Die Schülerinnen und Schüler – die meisten aus Oldenburg, zum Teil aber auch aus benachbarten Landkreisen – sollen durch das Planspiel Simep die Mechanismen der Politik besser kennenlernen und sich für ihre Positionen stark machen. Auch wenn man mal mit seinem Standpunkt auf Gegenwind stößt.
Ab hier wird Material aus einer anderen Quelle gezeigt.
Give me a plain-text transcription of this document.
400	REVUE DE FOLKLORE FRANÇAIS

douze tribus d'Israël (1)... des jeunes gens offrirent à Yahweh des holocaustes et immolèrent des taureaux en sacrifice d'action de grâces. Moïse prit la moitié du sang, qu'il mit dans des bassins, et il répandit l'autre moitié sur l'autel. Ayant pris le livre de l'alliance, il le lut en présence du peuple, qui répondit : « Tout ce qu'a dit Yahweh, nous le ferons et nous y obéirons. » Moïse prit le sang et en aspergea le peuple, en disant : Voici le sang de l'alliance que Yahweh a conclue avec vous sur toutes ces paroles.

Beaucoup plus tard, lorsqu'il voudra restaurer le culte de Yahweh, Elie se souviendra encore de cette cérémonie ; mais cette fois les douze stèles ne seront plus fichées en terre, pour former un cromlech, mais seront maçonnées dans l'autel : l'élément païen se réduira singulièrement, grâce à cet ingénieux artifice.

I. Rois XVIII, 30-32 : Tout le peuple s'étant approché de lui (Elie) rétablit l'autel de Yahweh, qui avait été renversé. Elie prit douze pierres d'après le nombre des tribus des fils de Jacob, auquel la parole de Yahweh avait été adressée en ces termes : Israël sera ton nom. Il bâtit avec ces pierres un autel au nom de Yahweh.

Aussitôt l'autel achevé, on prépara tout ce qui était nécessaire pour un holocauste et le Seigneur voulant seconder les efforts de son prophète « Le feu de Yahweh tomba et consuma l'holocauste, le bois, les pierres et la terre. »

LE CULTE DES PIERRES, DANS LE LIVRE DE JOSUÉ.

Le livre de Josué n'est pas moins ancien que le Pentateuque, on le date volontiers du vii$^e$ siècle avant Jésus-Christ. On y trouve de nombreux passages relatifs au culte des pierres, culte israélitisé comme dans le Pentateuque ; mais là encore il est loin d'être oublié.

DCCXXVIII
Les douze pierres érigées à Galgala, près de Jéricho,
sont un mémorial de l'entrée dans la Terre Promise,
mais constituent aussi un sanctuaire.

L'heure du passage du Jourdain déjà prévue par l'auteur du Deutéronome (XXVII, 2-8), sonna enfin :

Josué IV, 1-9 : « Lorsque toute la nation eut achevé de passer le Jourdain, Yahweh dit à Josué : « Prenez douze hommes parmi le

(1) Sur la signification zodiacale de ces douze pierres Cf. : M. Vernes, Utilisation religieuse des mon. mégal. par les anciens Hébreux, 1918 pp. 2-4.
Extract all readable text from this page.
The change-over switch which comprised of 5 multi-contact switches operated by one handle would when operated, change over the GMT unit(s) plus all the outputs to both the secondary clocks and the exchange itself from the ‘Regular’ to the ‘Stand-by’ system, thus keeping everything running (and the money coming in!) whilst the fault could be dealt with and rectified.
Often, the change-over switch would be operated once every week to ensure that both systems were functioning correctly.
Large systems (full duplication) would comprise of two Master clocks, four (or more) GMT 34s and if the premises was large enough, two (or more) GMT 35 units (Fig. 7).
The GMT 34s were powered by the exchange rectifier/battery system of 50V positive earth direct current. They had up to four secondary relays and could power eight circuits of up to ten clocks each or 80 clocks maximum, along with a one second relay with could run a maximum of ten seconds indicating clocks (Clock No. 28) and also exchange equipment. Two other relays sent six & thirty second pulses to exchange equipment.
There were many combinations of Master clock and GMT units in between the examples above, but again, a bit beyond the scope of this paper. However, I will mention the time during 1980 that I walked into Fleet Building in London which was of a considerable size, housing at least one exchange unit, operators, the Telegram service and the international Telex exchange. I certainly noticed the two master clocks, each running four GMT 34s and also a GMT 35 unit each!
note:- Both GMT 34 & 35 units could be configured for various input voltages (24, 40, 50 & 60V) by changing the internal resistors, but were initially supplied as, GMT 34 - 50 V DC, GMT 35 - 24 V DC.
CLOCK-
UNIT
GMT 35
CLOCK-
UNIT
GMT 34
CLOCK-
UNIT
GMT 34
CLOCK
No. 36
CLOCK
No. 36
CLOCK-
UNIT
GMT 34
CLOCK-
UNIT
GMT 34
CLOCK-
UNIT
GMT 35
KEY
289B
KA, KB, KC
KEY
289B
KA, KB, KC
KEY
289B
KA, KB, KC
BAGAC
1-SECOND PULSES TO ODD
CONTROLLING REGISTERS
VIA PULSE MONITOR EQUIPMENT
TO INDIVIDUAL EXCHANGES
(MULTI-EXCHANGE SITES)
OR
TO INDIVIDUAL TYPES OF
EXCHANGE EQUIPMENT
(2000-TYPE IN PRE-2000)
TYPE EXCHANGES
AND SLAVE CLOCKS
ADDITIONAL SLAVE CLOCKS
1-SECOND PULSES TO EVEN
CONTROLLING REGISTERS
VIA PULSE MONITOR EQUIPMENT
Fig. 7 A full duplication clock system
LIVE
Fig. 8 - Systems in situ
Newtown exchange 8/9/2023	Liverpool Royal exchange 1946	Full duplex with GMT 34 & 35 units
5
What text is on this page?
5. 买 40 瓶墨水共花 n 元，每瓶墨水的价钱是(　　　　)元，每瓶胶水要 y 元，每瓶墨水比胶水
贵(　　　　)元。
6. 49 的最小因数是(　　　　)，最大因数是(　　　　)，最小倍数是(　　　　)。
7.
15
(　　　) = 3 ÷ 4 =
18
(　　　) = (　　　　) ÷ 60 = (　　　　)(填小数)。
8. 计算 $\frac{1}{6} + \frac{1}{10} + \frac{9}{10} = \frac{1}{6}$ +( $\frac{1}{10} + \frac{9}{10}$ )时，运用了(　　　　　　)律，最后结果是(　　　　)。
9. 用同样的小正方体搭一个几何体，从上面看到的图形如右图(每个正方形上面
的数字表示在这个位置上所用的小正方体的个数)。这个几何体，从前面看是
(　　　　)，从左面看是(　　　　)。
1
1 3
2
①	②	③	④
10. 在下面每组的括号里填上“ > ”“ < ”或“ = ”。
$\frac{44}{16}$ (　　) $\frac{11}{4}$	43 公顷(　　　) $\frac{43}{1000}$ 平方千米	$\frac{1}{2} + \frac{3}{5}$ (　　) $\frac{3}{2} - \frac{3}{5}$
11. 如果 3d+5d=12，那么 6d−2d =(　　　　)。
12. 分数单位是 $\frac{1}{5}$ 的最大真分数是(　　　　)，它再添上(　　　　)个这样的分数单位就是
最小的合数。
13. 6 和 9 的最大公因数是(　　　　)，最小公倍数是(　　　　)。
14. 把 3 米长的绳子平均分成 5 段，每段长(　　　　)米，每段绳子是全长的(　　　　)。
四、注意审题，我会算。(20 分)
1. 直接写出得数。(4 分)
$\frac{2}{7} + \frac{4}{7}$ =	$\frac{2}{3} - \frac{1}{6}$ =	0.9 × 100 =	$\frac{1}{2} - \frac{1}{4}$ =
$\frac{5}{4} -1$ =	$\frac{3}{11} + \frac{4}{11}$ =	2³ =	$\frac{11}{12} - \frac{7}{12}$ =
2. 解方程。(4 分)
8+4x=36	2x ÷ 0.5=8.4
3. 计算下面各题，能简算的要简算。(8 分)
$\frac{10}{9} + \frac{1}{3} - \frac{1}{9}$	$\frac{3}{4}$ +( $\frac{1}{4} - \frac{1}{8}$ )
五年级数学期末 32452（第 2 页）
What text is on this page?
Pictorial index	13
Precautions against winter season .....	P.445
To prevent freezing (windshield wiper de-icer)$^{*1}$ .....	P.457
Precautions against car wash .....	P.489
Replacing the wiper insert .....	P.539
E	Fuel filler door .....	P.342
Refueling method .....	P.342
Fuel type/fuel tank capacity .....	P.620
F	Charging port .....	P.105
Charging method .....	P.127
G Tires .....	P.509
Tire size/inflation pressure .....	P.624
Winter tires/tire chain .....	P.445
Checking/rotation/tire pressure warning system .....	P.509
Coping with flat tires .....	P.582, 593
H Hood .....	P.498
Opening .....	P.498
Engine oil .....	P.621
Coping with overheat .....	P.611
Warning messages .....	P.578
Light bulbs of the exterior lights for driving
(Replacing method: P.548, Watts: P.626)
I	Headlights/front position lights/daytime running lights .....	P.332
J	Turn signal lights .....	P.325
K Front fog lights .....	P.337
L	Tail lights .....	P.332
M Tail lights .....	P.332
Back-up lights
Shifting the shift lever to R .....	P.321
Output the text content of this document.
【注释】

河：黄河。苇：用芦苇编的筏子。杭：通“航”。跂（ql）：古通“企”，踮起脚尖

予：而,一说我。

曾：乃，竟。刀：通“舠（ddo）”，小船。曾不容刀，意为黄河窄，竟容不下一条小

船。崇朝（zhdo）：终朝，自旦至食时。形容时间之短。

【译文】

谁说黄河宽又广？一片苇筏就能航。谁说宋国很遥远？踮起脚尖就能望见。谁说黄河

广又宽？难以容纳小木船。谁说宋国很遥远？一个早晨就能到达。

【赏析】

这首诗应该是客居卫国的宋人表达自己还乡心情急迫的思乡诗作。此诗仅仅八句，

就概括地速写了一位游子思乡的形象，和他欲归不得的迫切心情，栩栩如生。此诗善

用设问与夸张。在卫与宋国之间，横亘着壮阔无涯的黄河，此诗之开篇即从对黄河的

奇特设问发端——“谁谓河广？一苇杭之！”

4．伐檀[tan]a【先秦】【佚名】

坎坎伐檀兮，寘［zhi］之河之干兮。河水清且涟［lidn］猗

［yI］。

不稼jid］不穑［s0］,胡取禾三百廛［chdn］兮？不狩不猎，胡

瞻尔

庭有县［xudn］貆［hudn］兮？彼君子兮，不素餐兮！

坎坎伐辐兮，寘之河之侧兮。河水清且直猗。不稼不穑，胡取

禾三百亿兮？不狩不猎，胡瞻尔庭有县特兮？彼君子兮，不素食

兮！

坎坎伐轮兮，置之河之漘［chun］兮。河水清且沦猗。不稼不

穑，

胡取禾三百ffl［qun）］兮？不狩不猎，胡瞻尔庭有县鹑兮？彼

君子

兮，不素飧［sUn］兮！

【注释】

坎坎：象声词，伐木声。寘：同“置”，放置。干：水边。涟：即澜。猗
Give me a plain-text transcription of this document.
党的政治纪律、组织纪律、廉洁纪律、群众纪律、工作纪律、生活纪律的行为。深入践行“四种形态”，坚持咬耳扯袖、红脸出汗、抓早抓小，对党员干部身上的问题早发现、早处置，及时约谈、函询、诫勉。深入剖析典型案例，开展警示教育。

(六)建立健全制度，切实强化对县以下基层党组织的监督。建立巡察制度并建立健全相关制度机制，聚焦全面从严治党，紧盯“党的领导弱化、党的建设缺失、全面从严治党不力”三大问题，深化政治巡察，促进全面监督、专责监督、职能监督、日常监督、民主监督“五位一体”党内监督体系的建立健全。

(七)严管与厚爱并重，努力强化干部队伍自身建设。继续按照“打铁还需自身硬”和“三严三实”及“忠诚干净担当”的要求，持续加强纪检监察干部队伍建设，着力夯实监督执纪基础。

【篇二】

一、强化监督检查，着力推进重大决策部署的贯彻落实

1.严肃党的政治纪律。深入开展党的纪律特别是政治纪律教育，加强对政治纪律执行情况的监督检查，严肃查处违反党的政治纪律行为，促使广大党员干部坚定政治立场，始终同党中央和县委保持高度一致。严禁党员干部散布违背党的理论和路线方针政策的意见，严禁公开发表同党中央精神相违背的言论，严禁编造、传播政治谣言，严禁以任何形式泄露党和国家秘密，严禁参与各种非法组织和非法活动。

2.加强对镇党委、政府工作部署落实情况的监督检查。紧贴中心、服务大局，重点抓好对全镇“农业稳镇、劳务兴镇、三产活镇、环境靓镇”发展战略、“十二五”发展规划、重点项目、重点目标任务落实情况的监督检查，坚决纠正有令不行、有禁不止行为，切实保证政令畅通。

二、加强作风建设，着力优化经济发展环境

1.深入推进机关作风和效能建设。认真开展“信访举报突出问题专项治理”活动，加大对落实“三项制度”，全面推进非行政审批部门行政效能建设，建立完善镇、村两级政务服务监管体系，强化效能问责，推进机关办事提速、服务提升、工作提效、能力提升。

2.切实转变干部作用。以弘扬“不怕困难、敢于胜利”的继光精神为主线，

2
Wie praxisnah Simep funktioniert, zeigte sich auch zu Beginn der Eröffnungszeremonie. „Bitte erheben Sie sich nun für die Hymne der Europäischen Union“, klang es aus den Lautsprechern des Sitzungssaals. Als die Simep-Fraktionen den Saal verließen, begann ihr eng getaktetes Programm. Bei den Abendveranstaltungen sollten die simulierten Abgeordneten zum Austausch nutzen, um mit anderen Fraktionen Bündnisse zu schließen.

Bereits Donnerstag hatten Experten aus Politik, Wirtschaft und Wissenschaft im Simep-Rahmen am Graf-Anton-Günther-Gymnasium eine Podiumsdiskussion geführt. Es debattierten die Wirtschaftswissenschaftlerin Prof. Dr. Claudia Kemfert, Dr. Urban Keussen (Technik-Vorstand EWE AG) sowie die beiden EU-Parlamentsfrauen Viola von Cramon-Taubadel (Grüne) und Lena Düpont (CDU).